It is widely known that organizations should periodically review their salary structures to ensure that their pay is competitive and is comparable to what is offered by other firms in the same industry and budget-size. Many companies do this evaluation by looking at salary surveys.
However, numerous organizations have started to realize that offering competitive salaries may not be enough to attract great candidates and to retain valuable employees. As a result, we have seen an increasing number of clients benchmarking their total compensation packages (instead of just their base salaries). Total compensation packages usually include 401k/403b match, benefits, paid time off, bonuses, variable pay tools, and perks. When conducting a total compensation analysis, companies are able to get a more comprehensive picture of what they offer and where they fall within the market. This practice has allowed many of our clients to think more strategically when it comes to determining pay. It has also shown them how everything that is offered to employees matters when it comes to retaining them as well as attracting valuable candidates.
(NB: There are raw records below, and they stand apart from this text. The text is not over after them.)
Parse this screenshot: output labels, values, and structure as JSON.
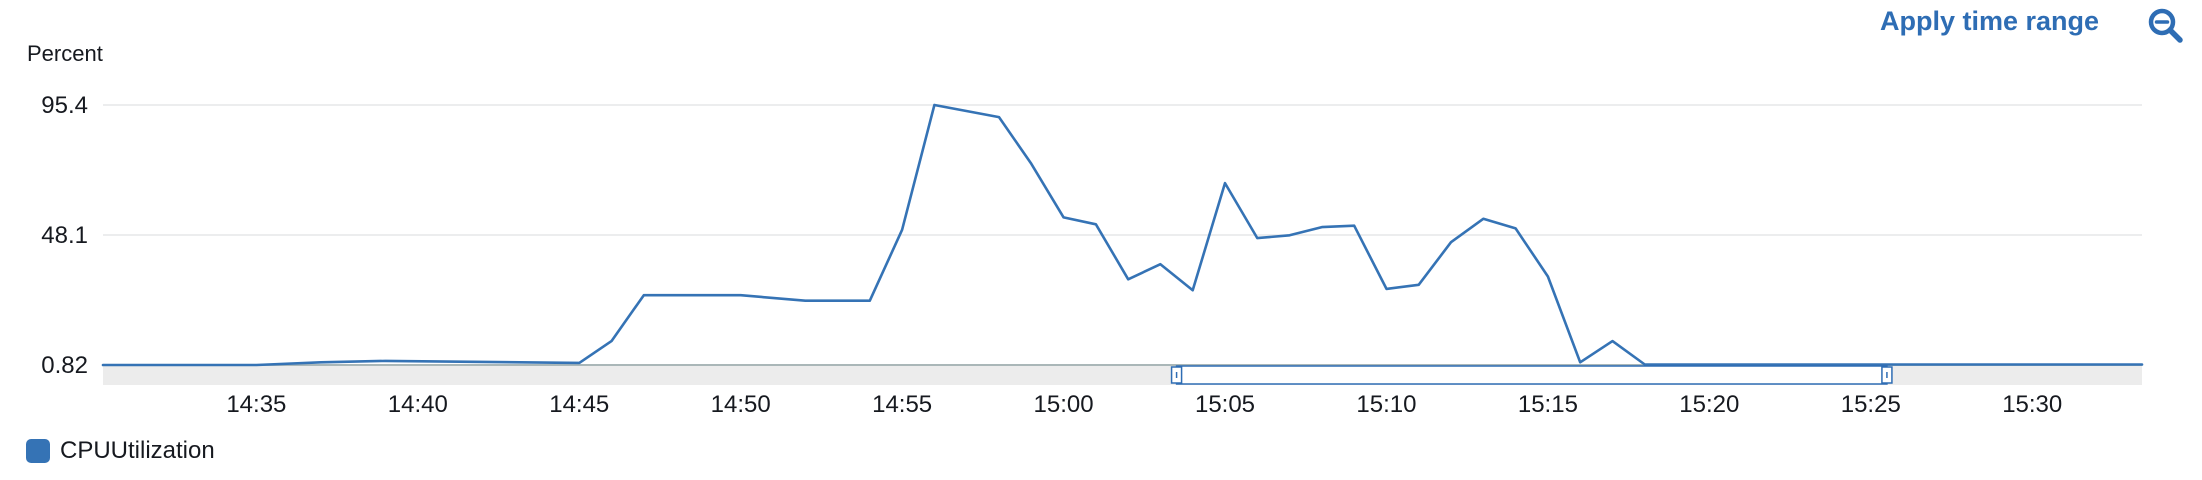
{
  "toolbar": {
    "apply_label": "Apply time range",
    "zoom_icon": "zoom-out-icon"
  },
  "colors": {
    "series": "#3573b5",
    "grid": "#e6e7e8",
    "axis": "#aab7b8",
    "brush_band": "#ececec",
    "accent": "#2e6db4"
  },
  "chart_data": {
    "type": "line",
    "ylabel": "Percent",
    "xlabel": "",
    "y_ticks": [
      "95.4",
      "48.1",
      "0.82"
    ],
    "y_tick_values": [
      95.4,
      48.1,
      0.82
    ],
    "ylim": [
      0.82,
      95.4
    ],
    "x_ticks": [
      "14:35",
      "14:40",
      "14:45",
      "14:50",
      "14:55",
      "15:00",
      "15:05",
      "15:10",
      "15:15",
      "15:20",
      "15:25",
      "15:30"
    ],
    "x_tick_minutes": [
      35,
      40,
      45,
      50,
      55,
      60,
      65,
      70,
      75,
      80,
      85,
      90
    ],
    "xlim_minutes": [
      30.25,
      93.4
    ],
    "grid": true,
    "legend_position": "bottom-left",
    "series": [
      {
        "name": "CPUUtilization",
        "color": "#3573b5",
        "points": [
          [
            30.25,
            0.82
          ],
          [
            35,
            0.82
          ],
          [
            37,
            1.8
          ],
          [
            39,
            2.3
          ],
          [
            45,
            1.6
          ],
          [
            46,
            9.5
          ],
          [
            47,
            26.2
          ],
          [
            50,
            26.2
          ],
          [
            52,
            24.2
          ],
          [
            54,
            24.2
          ],
          [
            55,
            50
          ],
          [
            56,
            95.4
          ],
          [
            58,
            91
          ],
          [
            59,
            74
          ],
          [
            60,
            54.5
          ],
          [
            61,
            52
          ],
          [
            62,
            32
          ],
          [
            63,
            37.5
          ],
          [
            64,
            28
          ],
          [
            65,
            67
          ],
          [
            66,
            47
          ],
          [
            67,
            48
          ],
          [
            68,
            51
          ],
          [
            69,
            51.5
          ],
          [
            70,
            28.5
          ],
          [
            71,
            30
          ],
          [
            72,
            45.5
          ],
          [
            73,
            54
          ],
          [
            74,
            50.5
          ],
          [
            75,
            33
          ],
          [
            76,
            1.8
          ],
          [
            77,
            9.5
          ],
          [
            78,
            1
          ],
          [
            93.4,
            1
          ]
        ]
      }
    ],
    "selection": {
      "start": "15:03",
      "end": "15:25"
    },
    "selection_minutes": [
      63.5,
      85.5
    ]
  }
}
Many of our non-profit clients have also started to include an internal equity analysis when performing pay studies. An internal equity analysis may include examining your team demographics and ensuring that everyone, no matter their race, age, or gender (among other factors) are paid fairly within your salary structures. This is a very important study, especially for organizations that have a strong commitment to diversity, inclusion, and justice.
Another trend that has been growing is the development of compensation philosophy statements. These statements communicate the objective of compensation programs and how pay decisions are being made. When the philosophy around pay is aligned with the practice, this allows for more transparency and staff engagement within an organization.